Das Bundesfinanzministerium (BMF) hat am 18. Juni 2026 neue Verwaltungsregeln zum steuerlichen Begriff der Betriebsstätte veröffentlicht – mit konkreten Klarstellungen für Unternehmen mit Bauprojekten und grenzüberschreitendem Homeoffice.

Bauarbeiter mit Schutzhelm bei Arbeiten auf einer Baustelle

Künftig gilt: Wer auf Baustellen nur die Arbeiten anderer Unternehmen überwacht, begründet dadurch allein noch keine steuerliche Betriebsstätte. Auch für Tätigkeiten mit Leitungsfunktion im Homeoffice schafft das BMF mehr Orientierung: Es wird auf eine 50 Prozent Schwelle abgestellt; liegt die Tätigkeit im Ausland darunter, spricht dies in der Regel gegen das Vorliegen einer Betriebsstätte.

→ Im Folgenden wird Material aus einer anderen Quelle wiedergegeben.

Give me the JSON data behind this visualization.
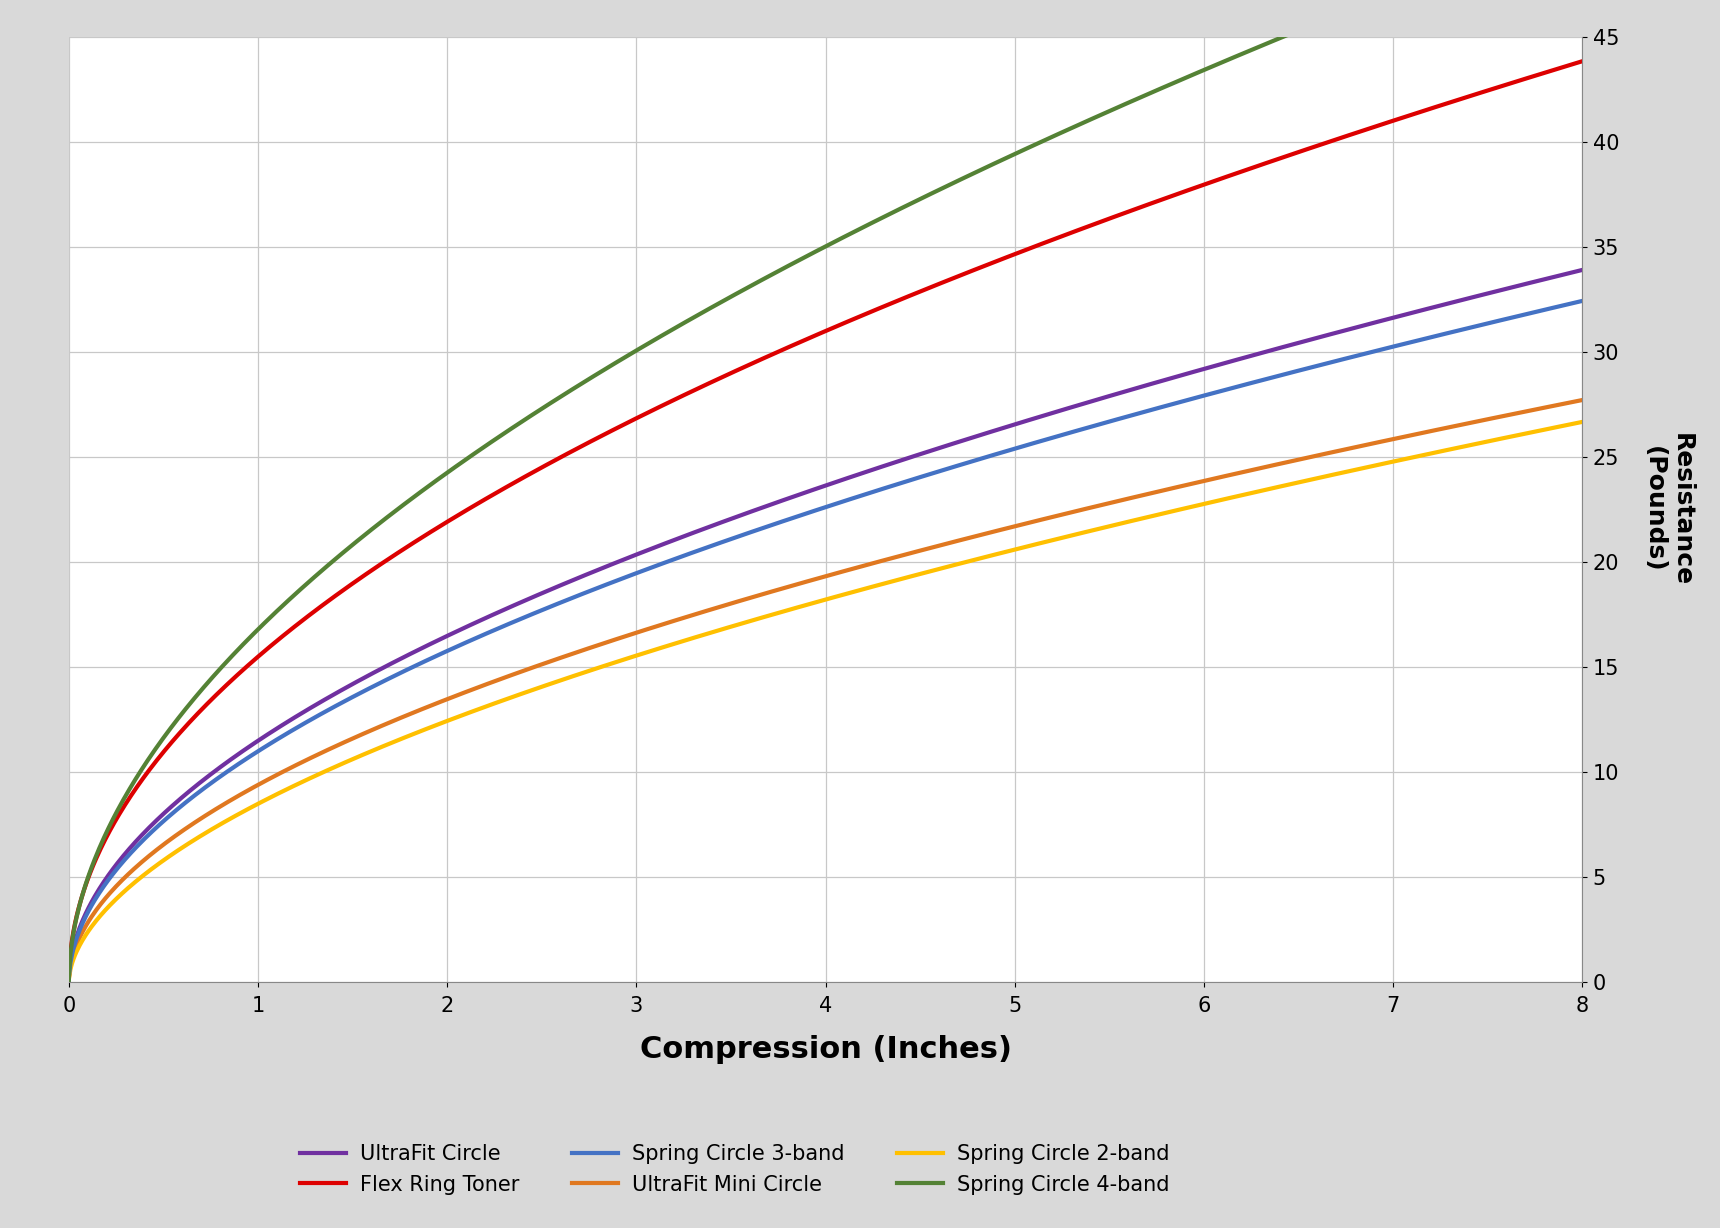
{
  "xlabel": "Compression (Inches)",
  "ylabel": "Resistance\n(Pounds)",
  "xlim": [
    0,
    8
  ],
  "ylim": [
    0,
    45
  ],
  "xticks": [
    0,
    1,
    2,
    3,
    4,
    5,
    6,
    7,
    8
  ],
  "yticks": [
    0,
    5,
    10,
    15,
    20,
    25,
    30,
    35,
    40,
    45
  ],
  "background_color": "#d9d9d9",
  "plot_bg_color": "#ffffff",
  "chart_area_color": "#ffffff",
  "series": [
    {
      "label": "UltraFit Circle",
      "color": "#7030a0",
      "coeff": 11.5,
      "exponent": 0.52
    },
    {
      "label": "UltraFit Mini Circle",
      "color": "#e07820",
      "coeff": 9.4,
      "exponent": 0.52
    },
    {
      "label": "Flex Ring Toner",
      "color": "#dd0000",
      "coeff": 15.5,
      "exponent": 0.5
    },
    {
      "label": "Spring Circle 2-band",
      "color": "#ffc000",
      "coeff": 8.5,
      "exponent": 0.55
    },
    {
      "label": "Spring Circle 3-band",
      "color": "#4472c4",
      "coeff": 11.0,
      "exponent": 0.52
    },
    {
      "label": "Spring Circle 4-band",
      "color": "#548235",
      "coeff": 16.8,
      "exponent": 0.53
    }
  ],
  "legend_order": [
    0,
    2,
    4,
    1,
    3,
    5
  ],
  "xlabel_fontsize": 22,
  "ylabel_fontsize": 18,
  "tick_fontsize": 15,
  "legend_fontsize": 15,
  "line_width": 3.0,
  "grid_color": "#c8c8c8",
  "legend_ncol": 3
}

Hintergrund ist die Aktualisierung der bisherigen Regeln aus dem Jahr 1999. Eine Betriebsstätte ist für Unternehmen steuerlich relevant, weil sie festlegt, wo Gewinne zu versteuern sind. Grundsätzlich bleibt es dabei, dass mehrere Voraussetzungen zusammenkommen müssen, etwa eine feste Geschäftseinrichtung, eine gewisse Dauer der Tätigkeit und die Nutzung durch das Unternehmen selbst. Für die Praxis stellt das Schreiben zudem klar, dass einzelne Kriterien sich nicht gegenseitig ersetzen können und eine Mindestdauer von sechs Monaten weiterhin gilt. Auch wiederholte Tätigkeiten in fremden Räumen, etwa bei Kunden, reichen für sich genommen nicht aus, um eine Betriebsstätte zu begründen.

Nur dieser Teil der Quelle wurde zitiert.